ハーメルン
ブレイブウィッチーズ 星降る夜に
第5話 未来一閃 後編

 夢から覚めるように、意識が戻る。
 戻って、最初に感じたのは喪失感だった。
 叩きつけるようにして押し戻された現実に、吐き気を催す。
 ふらついて、飛び退くように“グリゴーリ”から一歩後ずさる。
 瞬間、先程までひかりが居た場所を熱線が焼き払った。
 眼の前で迸るそれを見て、これに飛び込んでしまおうか、と本気の本気で思う。
 残されたものはもう、
 それくらいしか。
 それくらいしか。
 ああ。
 ああ、ああ、ああ、ああ……!
 でも、でも。
 そんな簡単なことすら戸惑って、出来ないで、呆けているうちに熱線は途絶える。触手のように伸びる砲門がこちらをじっと見つめていた。
 反射的に右手を伸ばす。
 展開されたシールドに放たれた閃光が遮られて、高い音を奏でた。
 ひかりの脆弱なそれでは一秒もせめぎ合っていられなくて、弾かれる。
 ストライカーユニットに魔法力を回すのも惜しくて、このまま墜落してしまおうと思う。
 “グリゴーリ”はどうせ誰かが倒してくれるだろう。
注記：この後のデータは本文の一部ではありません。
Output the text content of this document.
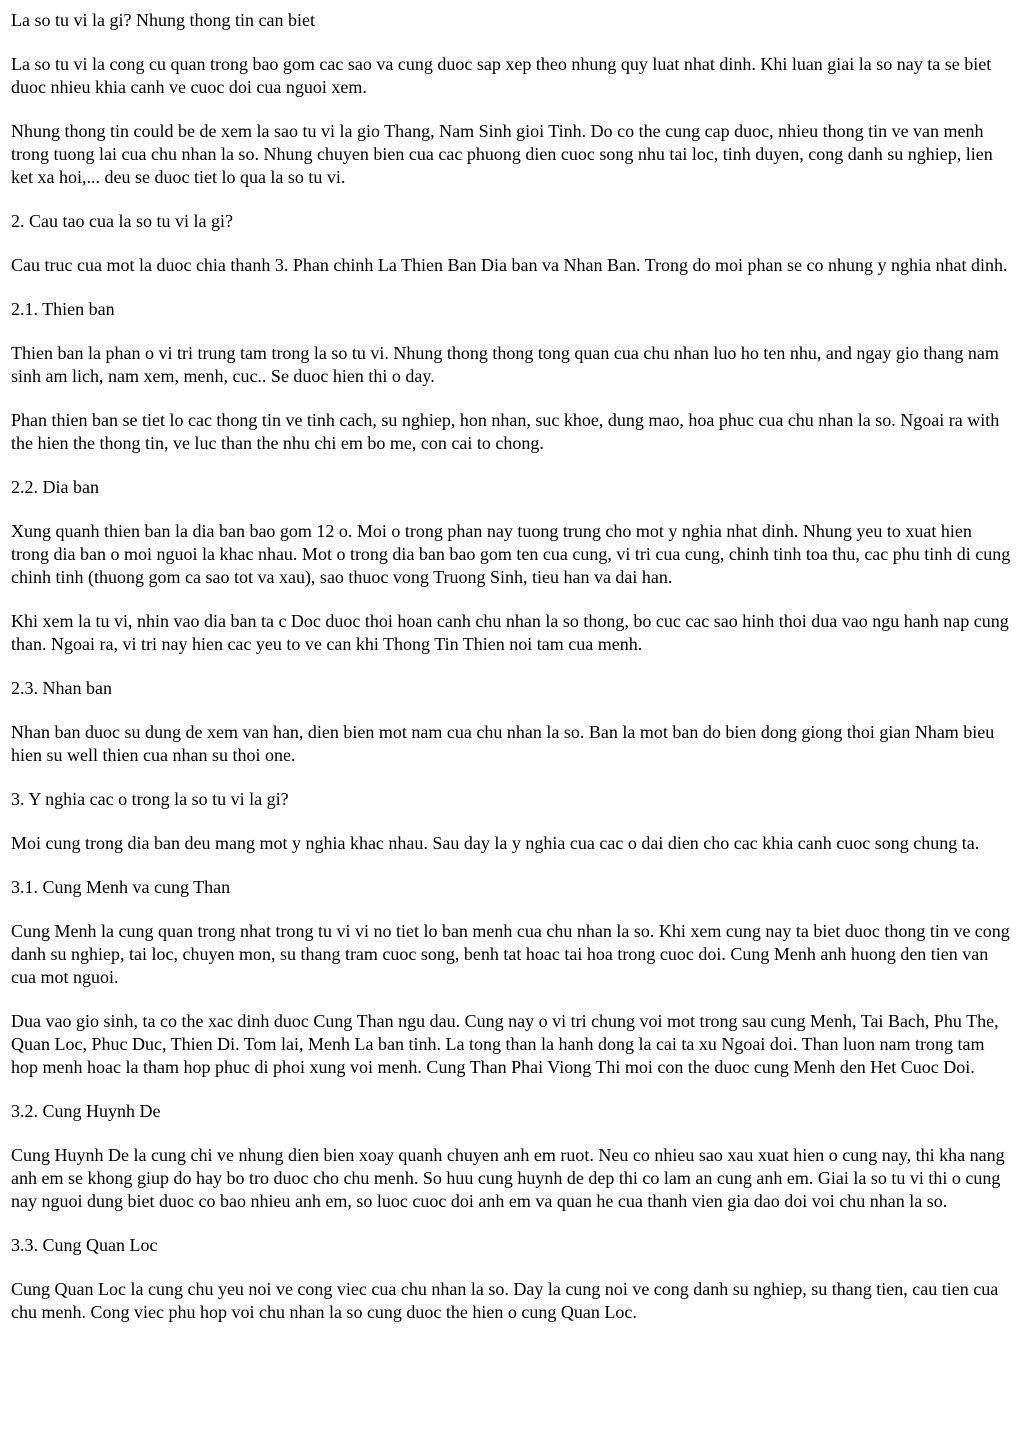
La so tu vi la gi? Nhung thong tin can biet

La so tu vi la cong cu quan trong bao gom cac sao va cung duoc sap xep theo nhung quy luat nhat dinh. Khi luan giai la so nay ta se biet duoc nhieu khia canh ve cuoc doi cua nguoi xem.

Nhung thong tin could be de xem la sao tu vi la gio Thang, Nam Sinh gioi Tinh. Do co the cung cap duoc, nhieu thong tin ve van menh trong tuong lai cua chu nhan la so. Nhung chuyen bien cua cac phuong dien cuoc song nhu tai loc, tinh duyen, cong danh su nghiep, lien ket xa hoi,... deu se duoc tiet lo qua la so tu vi.

2. Cau tao cua la so tu vi la gi?

Cau truc cua mot la duoc chia thanh 3. Phan chinh La Thien Ban Dia ban va Nhan Ban. Trong do moi phan se co nhung y nghia nhat dinh.

2.1. Thien ban

Thien ban la phan o vi tri trung tam trong la so tu vi. Nhung thong thong tong quan cua chu nhan luo ho ten nhu, and ngay gio thang nam sinh am lich, nam xem, menh, cuc.. Se duoc hien thi o day.

Phan thien ban se tiet lo cac thong tin ve tinh cach, su nghiep, hon nhan, suc khoe, dung mao, hoa phuc cua chu nhan la so. Ngoai ra with the hien the thong tin, ve luc than the nhu chi em bo me, con cai to chong.

2.2. Dia ban

Xung quanh thien ban la dia ban bao gom 12 o. Moi o trong phan nay tuong trung cho mot y nghia nhat dinh. Nhung yeu to xuat hien trong dia ban o moi nguoi la khac nhau. Mot o trong dia ban bao gom ten cua cung, vi tri cua cung, chinh tinh toa thu, cac phu tinh di cung chinh tinh (thuong gom ca sao tot va xau), sao thuoc vong Truong Sinh, tieu han va dai han.

Khi xem la tu vi, nhin vao dia ban ta c Doc duoc thoi hoan canh chu nhan la so thong, bo cuc cac sao hinh thoi dua vao ngu hanh nap cung than. Ngoai ra, vi tri nay hien cac yeu to ve can khi Thong Tin Thien noi tam cua menh.

2.3. Nhan ban

Nhan ban duoc su dung de xem van han, dien bien mot nam cua chu nhan la so. Ban la mot ban do bien dong giong thoi gian Nham bieu hien su well thien cua nhan su thoi one.

3. Y nghia cac o trong la so tu vi la gi?

Moi cung trong dia ban deu mang mot y nghia khac nhau. Sau day la y nghia cua cac o dai dien cho cac khia canh cuoc song chung ta.

3.1. Cung Menh va cung Than

Cung Menh la cung quan trong nhat trong tu vi vi no tiet lo ban menh cua chu nhan la so. Khi xem cung nay ta biet duoc thong tin ve cong danh su nghiep, tai loc, chuyen mon, su thang tram cuoc song, benh tat hoac tai hoa trong cuoc doi. Cung Menh anh huong den tien van cua mot nguoi.

Dua vao gio sinh, ta co the xac dinh duoc Cung Than ngu dau. Cung nay o vi tri chung voi mot trong sau cung Menh, Tai Bach, Phu The, Quan Loc, Phuc Duc, Thien Di. Tom lai, Menh La ban tinh. La tong than la hanh dong la cai ta xu Ngoai doi. Than luon nam trong tam hop menh hoac la tham hop phuc di phoi xung voi menh. Cung Than Phai Viong Thi moi con the duoc cung Menh den Het Cuoc Doi.

3.2. Cung Huynh De

Cung Huynh De la cung chi ve nhung dien bien xoay quanh chuyen anh em ruot. Neu co nhieu sao xau xuat hien o cung nay, thi kha nang anh em se khong giup do hay bo tro duoc cho chu menh. So huu cung huynh de dep thi co lam an cung anh em. Giai la so tu vi thi o cung nay nguoi dung biet duoc co bao nhieu anh em, so luoc cuoc doi anh em va quan he cua thanh vien gia dao doi voi chu nhan la so.

3.3. Cung Quan Loc

Cung Quan Loc la cung chu yeu noi ve cong viec cua chu nhan la so. Day la cung noi ve cong danh su nghiep, su thang tien, cau tien cua chu menh. Cong viec phu hop voi chu nhan la so cung duoc the hien o cung Quan Loc.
そうでなくても、勝手に滅ぶのだという。
 ならば変わらない。
 何も、何も……

 ほんとうのほんとうに、そう思うのに。

 受け取った、彼女の言葉がそれを否定する。
 限界寸前の途絶えそうな身体でも、折れまくって歪になった心でも、届いてみせるよう、意地を張れと。

 この“間違い”を、この“中途半端”を、確かな形で終わらせられるのは。
 雁淵孝美の妹であり、管野直枝の相棒であった、雁淵ひかりだけなのだと。

 強く。
 とても、強く。
 痛みさえ伴うほどに。
 そう、叫んでいた。
 だから、だから、だから、
 だから――――

「ぁ……あ……!」

 空を切るように、もがく。
 手繰り寄せるように両手を伸ばして、墜落しようとする重力に抵抗する。
 その姿は端から見ればみっともないことこの上なかったが、そんなの構わなかった。
 ストライカーユニット――チドリも、ぶすぶすと音を立ててぐずっている。先程食らった攻撃で、ガタがきていたそれに拍車がかかったのだろう。
 彼女もずっと、翼のないひかりの代わりに飛び続けてきてくれた。
 相当に無茶を言ってきた。
 でも、これで最後だ。これっきりでいい。

 今一度、足元に力を乗せて。
 空気力学を、世界に、全てへ、
 届くように――今。

 ――大きく、羽ばたけ!

「――ッッッッッああああああああああああああァアアアアアアアアアアアッッッッッッッ!!!!」

 めちゃくちゃに叫びながら、暗闇を、雲を、突っ切る。
 何を思っているのか、何を考えているのか、何を、吐き出したいのか。
 そんなことさえわからずに、思いのままに吠えた。
 喉の奥が焼け付く。
 でも今は、それすら腑に落ちるような感覚があった。
 どこまでも飛ぶ。
 そして、どこまで行っただろうか。
 視界が急速に晴れる。
 その中で一度、
 空を。

 ――空を、仰ぎ見た。

 落ちゆく太陽に照らされ燃えている空は、
 赤く、とても紅く、
 ただ、ただ緋く。
 その奥に、黒い夜が炭のように炎を蝕んでいくのが見えた。